Chipping Campden, Carversville and an American Cry for Help

Note from Anne: I wrote this reverie in May, 2008, when Anne of Carversville was still a baby not quite sure what she would be when she grew up.

Writing now about Kate Moss photographed wearing no makeup at her house in the Cotswolds and her friend Stella McCartney last week, at her Cotswolds house nearby, I went searching for this piece that I wrote about Fleecydale Road in Bucks County and my first trip to England.

Some of my worst concerns have come true regarding the global economy and America’s in particular. Yes, we may recover but we are now essentially a two-class society of rich and moderately well-off people and poor ones. Our middle class is gone and we are all learning to make do.
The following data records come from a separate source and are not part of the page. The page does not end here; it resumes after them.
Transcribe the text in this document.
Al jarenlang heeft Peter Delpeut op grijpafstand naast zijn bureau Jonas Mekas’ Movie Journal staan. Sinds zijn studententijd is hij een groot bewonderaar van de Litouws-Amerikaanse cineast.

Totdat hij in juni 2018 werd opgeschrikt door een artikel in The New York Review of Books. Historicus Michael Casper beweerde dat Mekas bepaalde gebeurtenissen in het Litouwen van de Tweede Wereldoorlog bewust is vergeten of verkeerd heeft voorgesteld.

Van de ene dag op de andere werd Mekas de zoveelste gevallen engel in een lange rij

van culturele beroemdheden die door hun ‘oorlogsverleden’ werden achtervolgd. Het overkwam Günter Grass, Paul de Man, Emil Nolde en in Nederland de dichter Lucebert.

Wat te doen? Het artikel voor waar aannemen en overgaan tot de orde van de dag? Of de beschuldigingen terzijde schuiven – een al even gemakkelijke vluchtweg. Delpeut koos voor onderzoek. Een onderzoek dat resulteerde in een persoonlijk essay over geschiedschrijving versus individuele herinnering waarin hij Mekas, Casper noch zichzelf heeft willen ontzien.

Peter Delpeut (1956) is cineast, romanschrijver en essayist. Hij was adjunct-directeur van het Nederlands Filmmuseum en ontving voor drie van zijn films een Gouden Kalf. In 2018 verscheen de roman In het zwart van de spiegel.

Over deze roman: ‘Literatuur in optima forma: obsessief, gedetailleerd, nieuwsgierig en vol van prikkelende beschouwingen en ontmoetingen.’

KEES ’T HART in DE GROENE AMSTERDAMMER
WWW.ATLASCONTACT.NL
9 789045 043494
The British are experts at ‘making do’, recycling and a host of progressive sustainability intiatives that keep them close to the land. I do believe they — like the French — have something to teach us about the next chapter of American life.

Yes, the luxury market is back in full swing. The bonuses on Wall Street will set all-time records, according to press reports. But that’s only one part of our American story. These reflections are for the rest of us.

Originally written on May 8, 2008

Each time I drive down Carversville’s Fleecydale Road, I think of Chipping Campden, in the English Cotswolds. I speak often of my sailing trip to Ithaca, in the Ionian Sea. In fact, on that same May trip, I spent a week in England, touring the English Countryside.

My attachment to Carversville is surely inspired by my memories of the English landscape and an entire week when not one drop of rain fell on my head. Decades later, I can vividly recall my English experience, enhanced now by Helen Mirren’s fantastic portayal of Elizabeth II in “The Queen”.

Flowers and nature are a long-time passion of mine, and I marvelled at the sight of so many beautiful gardens in a single ride through the English countryside. Roaming through Oxfordshire, Worcestershire and Warwickshire, I was mesmerized by fields of vibrant rape, captured here by Flickr photographer algo:

Today, I read that an estimated 600,000 hectares of land are covered in rape, with production expected to top two million tons this year.

For farmers it turns a healthy profit with unlimited demand for the seed as a biofuel - much of the UK’s production goes to Germany to make biodiesel - and to make “extra virgin rapeseed oil”, an alternative to olive oil.